Gün geçtikçe bazı semptomlar kendini göstermeye başlamış ve kolumu dahi kaldıramayacak bir yorgunluk çökmüştü üzerime. İnsanın kendini her ne kadar bu süreci kolay atlatacağını, yaşının daha genç ve kronik bir rahatsızlığı olmadığı için bu virüs karşısında daha dirençli olacağına inandırıyor olması iyi olsa da, vücudunun bu tehdit karşısında güç kaybettiğini görmek fiziksel belirtiler yanında psikolojik olarak yıpratmaya çoktan başlamıştı bile.

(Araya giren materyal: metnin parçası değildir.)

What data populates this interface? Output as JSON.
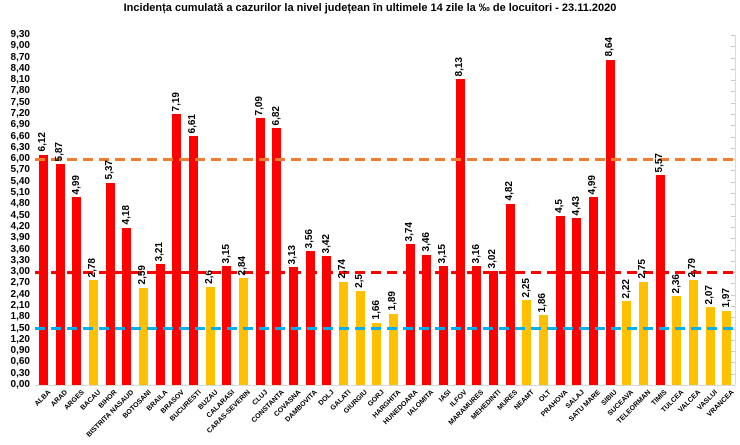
{
  "title": "Incidența cumulată a cazurilor la nivel județean în ultimele 14 zile la ‰ de locuitori - 23.11.2020",
  "colors": {
    "bar_above_threshold": "#FF0000",
    "bar_below_threshold": "#FFC000",
    "reference_orange": "#ED7D31",
    "reference_red": "#FF0000",
    "reference_blue": "#00B0F0",
    "axis_tick_gray": "#C9C9C9",
    "label_black": "#000000"
  },
  "chart_data": {
    "type": "bar",
    "title": "Incidența cumulată a cazurilor la nivel județean în ultimele 14 zile la ‰ de locuitori - 23.11.2020",
    "xlabel": "",
    "ylabel": "",
    "ylim": [
      0,
      9.3
    ],
    "ytick_step": 0.3,
    "grid": false,
    "legend": null,
    "categories": [
      "ALBA",
      "ARAD",
      "ARGES",
      "BACAU",
      "BIHOR",
      "BISTRITA NASAUD",
      "BOTOSANI",
      "BRAILA",
      "BRASOV",
      "BUCURESTI",
      "BUZAU",
      "CALARASI",
      "CARAS-SEVERIN",
      "CLUJ",
      "CONSTANTA",
      "COVASNA",
      "DAMBOVITA",
      "DOLJ",
      "GALATI",
      "GIURGIU",
      "GORJ",
      "HARGHITA",
      "HUNEDOARA",
      "IALOMITA",
      "IASI",
      "ILFOV",
      "MARAMURES",
      "MEHEDINTI",
      "MURES",
      "NEAMT",
      "OLT",
      "PRAHOVA",
      "SALAJ",
      "SATU MARE",
      "SIBIU",
      "SUCEAVA",
      "TELEORMAN",
      "TIMIS",
      "TULCEA",
      "VALCEA",
      "VASLUI",
      "VRANCEA"
    ],
    "values": [
      6.12,
      5.87,
      4.99,
      2.78,
      5.37,
      4.18,
      2.59,
      3.21,
      7.19,
      6.61,
      2.6,
      3.15,
      2.84,
      7.09,
      6.82,
      3.13,
      3.56,
      3.42,
      2.74,
      2.5,
      1.66,
      1.89,
      3.74,
      3.46,
      3.15,
      8.13,
      3.16,
      3.02,
      4.82,
      2.25,
      1.86,
      4.5,
      4.43,
      4.99,
      8.64,
      2.22,
      2.75,
      5.57,
      2.36,
      2.79,
      2.07,
      1.97
    ],
    "value_labels": [
      "6,12",
      "5,87",
      "4,99",
      "2,78",
      "5,37",
      "4,18",
      "2,59",
      "3,21",
      "7,19",
      "6,61",
      "2,6",
      "3,15",
      "2,84",
      "7,09",
      "6,82",
      "3,13",
      "3,56",
      "3,42",
      "2,74",
      "2,5",
      "1,66",
      "1,89",
      "3,74",
      "3,46",
      "3,15",
      "8,13",
      "3,16",
      "3,02",
      "4,82",
      "2,25",
      "1,86",
      "4,5",
      "4,43",
      "4,99",
      "8,64",
      "2,22",
      "2,75",
      "5,57",
      "2,36",
      "2,79",
      "2,07",
      "1,97"
    ],
    "bar_color_rule": "red #FF0000 if value >= 3.00 else yellow #FFC000",
    "bar_colors": [
      "#FF0000",
      "#FF0000",
      "#FF0000",
      "#FFC000",
      "#FF0000",
      "#FF0000",
      "#FFC000",
      "#FF0000",
      "#FF0000",
      "#FF0000",
      "#FFC000",
      "#FF0000",
      "#FFC000",
      "#FF0000",
      "#FF0000",
      "#FF0000",
      "#FF0000",
      "#FF0000",
      "#FFC000",
      "#FFC000",
      "#FFC000",
      "#FFC000",
      "#FF0000",
      "#FF0000",
      "#FF0000",
      "#FF0000",
      "#FF0000",
      "#FF0000",
      "#FF0000",
      "#FFC000",
      "#FFC000",
      "#FF0000",
      "#FF0000",
      "#FF0000",
      "#FF0000",
      "#FFC000",
      "#FFC000",
      "#FF0000",
      "#FFC000",
      "#FFC000",
      "#FFC000",
      "#FFC000"
    ],
    "ytick_labels": [
      "9,30",
      "9,00",
      "8,70",
      "8,40",
      "8,10",
      "7,80",
      "7,50",
      "7,20",
      "6,90",
      "6,60",
      "6,30",
      "6,00",
      "5,70",
      "5,40",
      "5,10",
      "4,80",
      "4,50",
      "4,20",
      "3,90",
      "3,60",
      "3,30",
      "3,00",
      "2,70",
      "2,40",
      "2,10",
      "1,80",
      "1,50",
      "1,20",
      "0,90",
      "0,60",
      "0,30",
      "0,00"
    ],
    "reference_lines": [
      {
        "value": 6.0,
        "color": "#ED7D31",
        "style": "dashed"
      },
      {
        "value": 3.0,
        "color": "#FF0000",
        "style": "dashed"
      },
      {
        "value": 1.5,
        "color": "#00B0F0",
        "style": "dashed"
      }
    ]
  }
}
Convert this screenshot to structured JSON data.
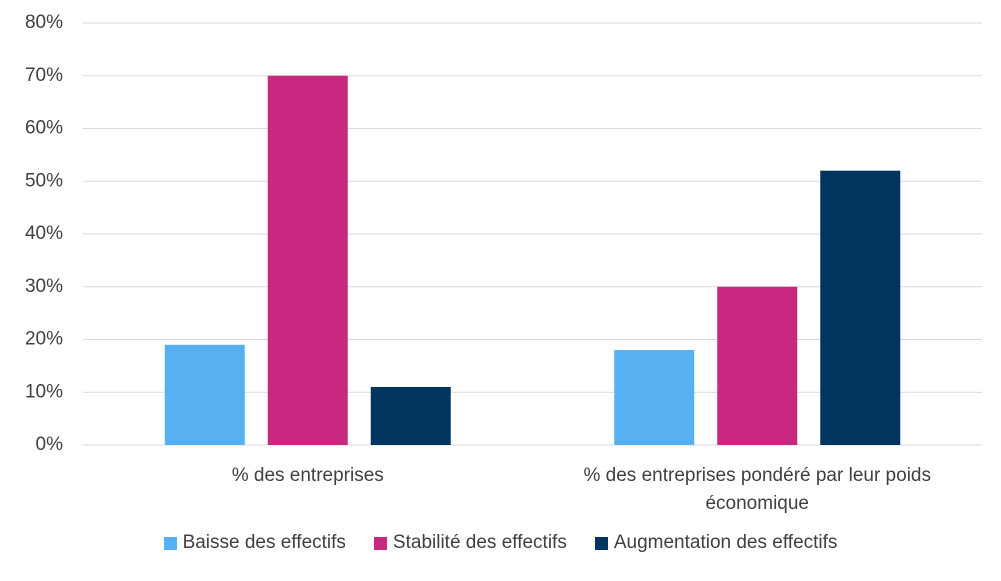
{
  "chart_data": {
    "type": "bar",
    "categories": [
      "% des entreprises",
      "% des entreprises pondéré par leur poids économique"
    ],
    "series": [
      {
        "name": "Baisse des effectifs",
        "color": "#56b0f2",
        "values": [
          19,
          18
        ]
      },
      {
        "name": "Stabilité des effectifs",
        "color": "#c8287f",
        "values": [
          70,
          30
        ]
      },
      {
        "name": "Augmentation des effectifs",
        "color": "#003560",
        "values": [
          11,
          52
        ]
      }
    ],
    "ylim": [
      0,
      80
    ],
    "yticks": [
      {
        "value": 0,
        "label": "0%"
      },
      {
        "value": 10,
        "label": "10%"
      },
      {
        "value": 20,
        "label": "20%"
      },
      {
        "value": 30,
        "label": "30%"
      },
      {
        "value": 40,
        "label": "40%"
      },
      {
        "value": 50,
        "label": "50%"
      },
      {
        "value": 60,
        "label": "60%"
      },
      {
        "value": 70,
        "label": "70%"
      },
      {
        "value": 80,
        "label": "80%"
      }
    ],
    "grid": true,
    "legend": "bottom"
  }
}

Sürecin devamında tüm ailemle birlikte ayrı ayrı odalarda, aynı hastanede tedavi görürken bulmuştuk kendimizi. Hiç kimsenin girmesinin mümkün olmadığı hastane odasında, ailenden uzakta olmanın yanında, onların tedavilerinin nasıl gittiğini aklından çıkarmayarak geçirdiğin koskoca on dört gün vardı önümde. Vücudunda seninle birlikte yaşam mücadelesi veren virüsün, sadece vücudunda değil; hastane odasındaki televizyonun açtığın her kanalında, eline aldığın telefonun her sayfasında bahsi geçen ‘ölümcül virüs’ seninle birlikte olmaya devam ediyordu. Artık o an tek bir duam vardı, her gün sadece sayısal verilerle okuduğum o tabloda daha kötü başlıklar altında bulunan bir sayısal veri olmamak.

Kötü zamanlarımız, tedavi sürecinin her yeni gününde semptomların azalmasıyla iyice hafiflemeye başlamıştı, ben ve ailem için hastane odasında geçirilen bu süreç tedavinin işe yaramasıyla birlikte sonlandı fakat böyle olmayabilirdi. Üzerinden 5 ay geçmesine rağmen şimdi bunları yazarken bir kere daha anlıyorum ki, kendimizi tehdit eden küçücük virüs karşısında dahi yaşanılan on dört günlük sürecin bizlerde nasıl kalıcı hasarlar bıraktığını. Bu hasarlarla artık kimsenin yıpranmaması umuduyla, sağlıkla kalın.